Solo. Sempre più solo. Tutte le cose
mi circondano, ma non mi toccano
affatto. Guardo e respiro. Sono e non
sono. Non c’è più posto per me
nell’ordine delle cose. Tutto mi è
estraneo. Perché non c’è nessun Dio?
Perché vertici di angoscia e abissi
di abbandono non diventano sicuri
messaggi? Nessuno ascolta la mia voce
interiore. Solo.
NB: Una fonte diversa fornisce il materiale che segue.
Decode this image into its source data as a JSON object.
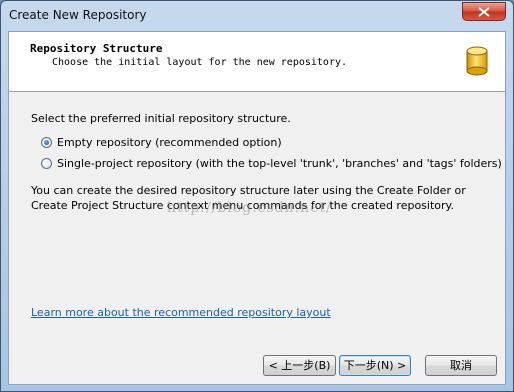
{
  "window": {
    "title": "Create New Repository"
  },
  "header": {
    "title": "Repository Structure",
    "subtitle": "Choose the initial layout for the new repository."
  },
  "content": {
    "prompt": "Select the preferred initial repository structure.",
    "options": [
      {
        "label": "Empty repository (recommended option)",
        "selected": true
      },
      {
        "label": "Single-project repository (with the top-level 'trunk', 'branches' and 'tags' folders)",
        "selected": false
      }
    ],
    "note": "You can create the desired repository structure later using the Create Folder or Create Project Structure context menu commands for the created repository.",
    "link": "Learn more about the recommended repository layout",
    "watermark": "http://blog.csdn.net/"
  },
  "buttons": {
    "back": "< 上一步(B)",
    "next": "下一步(N) >",
    "cancel": "取消"
  },
  "colors": {
    "link": "#1a5fb4",
    "header_bg": "#ffffff",
    "dialog_bg": "#f0f0f0",
    "close_button": "#c3321f"
  },
  "icons": {
    "header": "database-icon",
    "close": "close-icon"
  }
}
Se ci fosse un Dio,
visiterebbe, credo, la mia solitudine.
Cahiers, cioè i “quaderni” di note spesso autobiografiche del poeta francese Paul Valéry (1891-1945)
Giorgio Caproni (1912-1990), aveva raffigurato in modo lapidario quella scena che si ripete anche spesso nei palazzi delle nostre città:
“Un uomo solo.
Chiuso nella sua stanza.
Con tutte le sue ragioni.
Tutti i suoi torti.
Solo in una stanza vuota,
a parlare.
Ai morti”
(Condizione).
Quel Dio, che Valéry sospetta che non esista o che comunque se ne stia impassibile nel suo cielo dorato, è pronto a venire accanto a queste sue creature infelici.
Bisogna coglierne il passo silenzioso e la voce misteriosa.
Come fa il Salmista che canta: “I passi del mio vagare tu li hai numerati, le mie lacrime nell’otre tuo raccogli; non sono forse registrate nel tuo libro? (Salmo 56,9).